13. The composition according to claim 12, further comprising an additional pesticide agent, wherein said additional agent is selected from the group consisting of CrylC, Cry3A, Cry3B, Cry34, Cry35, Cry51Aal, ET29, ET33, EG34, ET70, TIC407, TIC417, TIC431, TIC901, TIC1201, TIC3131, 5307, DIG-10, Axmil84, Axmi205 and AxmIRl.
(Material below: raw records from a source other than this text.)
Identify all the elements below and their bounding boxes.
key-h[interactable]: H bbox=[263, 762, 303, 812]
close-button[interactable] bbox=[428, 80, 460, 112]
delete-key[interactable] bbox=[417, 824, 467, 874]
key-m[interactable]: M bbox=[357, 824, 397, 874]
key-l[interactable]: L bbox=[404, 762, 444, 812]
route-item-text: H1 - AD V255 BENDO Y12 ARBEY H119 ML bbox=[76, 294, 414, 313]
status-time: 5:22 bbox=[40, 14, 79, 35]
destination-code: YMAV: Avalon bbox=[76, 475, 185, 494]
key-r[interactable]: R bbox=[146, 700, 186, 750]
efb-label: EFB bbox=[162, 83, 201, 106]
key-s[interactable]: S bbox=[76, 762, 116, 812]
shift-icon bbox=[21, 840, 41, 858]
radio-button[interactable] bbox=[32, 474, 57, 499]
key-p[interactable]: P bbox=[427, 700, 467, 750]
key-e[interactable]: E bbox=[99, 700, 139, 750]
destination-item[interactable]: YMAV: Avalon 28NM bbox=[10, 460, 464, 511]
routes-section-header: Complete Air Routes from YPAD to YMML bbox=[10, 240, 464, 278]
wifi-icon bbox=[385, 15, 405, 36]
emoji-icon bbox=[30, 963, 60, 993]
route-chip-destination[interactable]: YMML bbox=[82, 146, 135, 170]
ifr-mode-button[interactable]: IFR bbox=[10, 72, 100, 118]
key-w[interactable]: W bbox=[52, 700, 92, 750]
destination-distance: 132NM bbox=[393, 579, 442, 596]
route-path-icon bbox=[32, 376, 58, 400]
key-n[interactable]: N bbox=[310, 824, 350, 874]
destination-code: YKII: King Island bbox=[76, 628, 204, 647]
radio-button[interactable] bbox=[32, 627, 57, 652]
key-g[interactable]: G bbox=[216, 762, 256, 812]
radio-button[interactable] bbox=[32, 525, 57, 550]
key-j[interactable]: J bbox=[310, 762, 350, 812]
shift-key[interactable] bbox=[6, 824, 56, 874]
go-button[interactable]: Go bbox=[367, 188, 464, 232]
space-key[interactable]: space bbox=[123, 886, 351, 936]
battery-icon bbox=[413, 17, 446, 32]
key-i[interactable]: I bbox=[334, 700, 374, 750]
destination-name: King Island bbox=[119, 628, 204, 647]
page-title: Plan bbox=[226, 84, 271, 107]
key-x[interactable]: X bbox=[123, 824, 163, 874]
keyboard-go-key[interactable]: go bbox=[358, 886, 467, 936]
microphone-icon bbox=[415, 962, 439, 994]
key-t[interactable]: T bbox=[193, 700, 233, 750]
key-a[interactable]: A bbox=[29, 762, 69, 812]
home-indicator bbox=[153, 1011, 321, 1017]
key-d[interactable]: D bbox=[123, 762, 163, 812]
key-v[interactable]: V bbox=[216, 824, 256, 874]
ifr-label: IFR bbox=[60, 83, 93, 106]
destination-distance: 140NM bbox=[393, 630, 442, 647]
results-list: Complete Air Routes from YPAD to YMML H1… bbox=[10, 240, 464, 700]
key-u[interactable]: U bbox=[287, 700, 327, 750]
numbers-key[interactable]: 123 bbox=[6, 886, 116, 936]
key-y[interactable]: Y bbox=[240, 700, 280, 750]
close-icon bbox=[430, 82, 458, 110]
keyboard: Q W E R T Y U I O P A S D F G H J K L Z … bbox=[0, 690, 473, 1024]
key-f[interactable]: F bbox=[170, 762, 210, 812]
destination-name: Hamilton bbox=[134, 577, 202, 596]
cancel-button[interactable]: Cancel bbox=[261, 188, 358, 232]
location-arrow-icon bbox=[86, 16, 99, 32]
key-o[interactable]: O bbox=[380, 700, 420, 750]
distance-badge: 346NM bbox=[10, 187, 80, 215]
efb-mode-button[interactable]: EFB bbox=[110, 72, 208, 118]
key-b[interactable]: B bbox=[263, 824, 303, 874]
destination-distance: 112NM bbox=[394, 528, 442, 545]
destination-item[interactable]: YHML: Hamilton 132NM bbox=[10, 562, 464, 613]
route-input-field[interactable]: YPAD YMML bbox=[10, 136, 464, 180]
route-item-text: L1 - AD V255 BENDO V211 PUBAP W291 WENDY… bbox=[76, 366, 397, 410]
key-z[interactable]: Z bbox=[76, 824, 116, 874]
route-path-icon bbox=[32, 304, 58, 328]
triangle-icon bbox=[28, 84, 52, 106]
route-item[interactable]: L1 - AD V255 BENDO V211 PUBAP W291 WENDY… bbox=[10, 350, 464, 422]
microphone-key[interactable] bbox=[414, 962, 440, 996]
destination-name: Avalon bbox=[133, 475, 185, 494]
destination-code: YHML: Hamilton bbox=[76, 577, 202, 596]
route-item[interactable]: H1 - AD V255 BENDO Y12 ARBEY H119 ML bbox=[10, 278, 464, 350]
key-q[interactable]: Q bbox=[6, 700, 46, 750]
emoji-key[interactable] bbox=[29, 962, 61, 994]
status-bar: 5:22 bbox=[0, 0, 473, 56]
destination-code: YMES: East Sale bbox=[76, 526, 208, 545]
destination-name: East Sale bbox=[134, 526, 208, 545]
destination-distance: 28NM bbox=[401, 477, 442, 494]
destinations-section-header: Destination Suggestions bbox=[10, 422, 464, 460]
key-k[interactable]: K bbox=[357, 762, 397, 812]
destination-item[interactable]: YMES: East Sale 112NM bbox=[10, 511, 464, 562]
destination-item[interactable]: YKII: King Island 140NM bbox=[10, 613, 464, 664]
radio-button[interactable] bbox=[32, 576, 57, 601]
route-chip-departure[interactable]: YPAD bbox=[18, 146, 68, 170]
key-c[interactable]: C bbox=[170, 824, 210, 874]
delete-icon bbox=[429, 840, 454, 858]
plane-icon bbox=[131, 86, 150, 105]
14. A plant according to claim 8, further comprising: (a) a transgenic maize plant event selected from the group consisting of DKB89614-9, MON801, MON802, MON809, MON810, MON863, MON88017, MON89034, event 4114-3, event 5307, DAS59122-7, BtlO, Btll, Btl76, CBH-351, DKB-83614-9, MIR162, MIR604, TC1507, TC6275, event 676, event 678, event 680, event 98140, DAS40278-9, DKB89790-5, MON21-9, HCEM485, MON832, MON87427, NK603, T14, T25 and VCO01981-5; (b) a transgenic event in soybean plants selected from the group consisting of MON87751, DAS81419-2, MON87701, A2704-12, A2704-21, A5547-127, A5547-35, CV127, DAS44406-6, DAS68416-4, DP356043, FG72, MON4032, ACS-GM003-1, MON87705, MON87708, MON89788, W62, W98 and GFM CrylA;(c) a transgenic event in cotton plants selected from the group consisting of DAS24236-5, DAS21023-5, event 31707, event 31803, event 31807, event 31808, event 42317, BNLA-601, COT102, COT67B, event 1, GHB119, GK12, MON15985, MLS9124, MON1076, MON531, MON757, T303-3, T304-40, SGK321, event 19-51a, GHB614, LLCotton25, MON88701, MON88702, MON1445, MON1698 and MON88913; (d) an NXI-1T transgenic event in sugarcane plants and (e) a transgenic event in rice plants selected from the group consisting of LLRICE06, LLRICE601, LLRIC2E62, GM-A17054 and GM-A17054.; 15. A lepidopteran toxic protein comprising in one operable linkage: (a) a first peptide segment comprising an amino acid sequence of domain I CrylA; (b) a second peptide segment comprising an amino acid sequence BCW 001 Domain II - Domain Illen wherein said lepidopteran toxic protein exhibits toxic biological activity when assayed against a lepidopteran pest selected from the group consisting of a Black Cutworm (4. ipsilon), a Corn Earworm (H. zea), a Western Bean Cutworm (S. a / bicostá), a European Corn Borer {O. nubilalis}, a Southeastern Corn Borer (D. grandioseiia), a Lettuce Survey Caterpillar (T ni), a Soybean Survey Caterpillar (P. inciudens), an Autumn Armyworm (5. frugiperda), and a Sugarcane Borer (D. saccharaiis).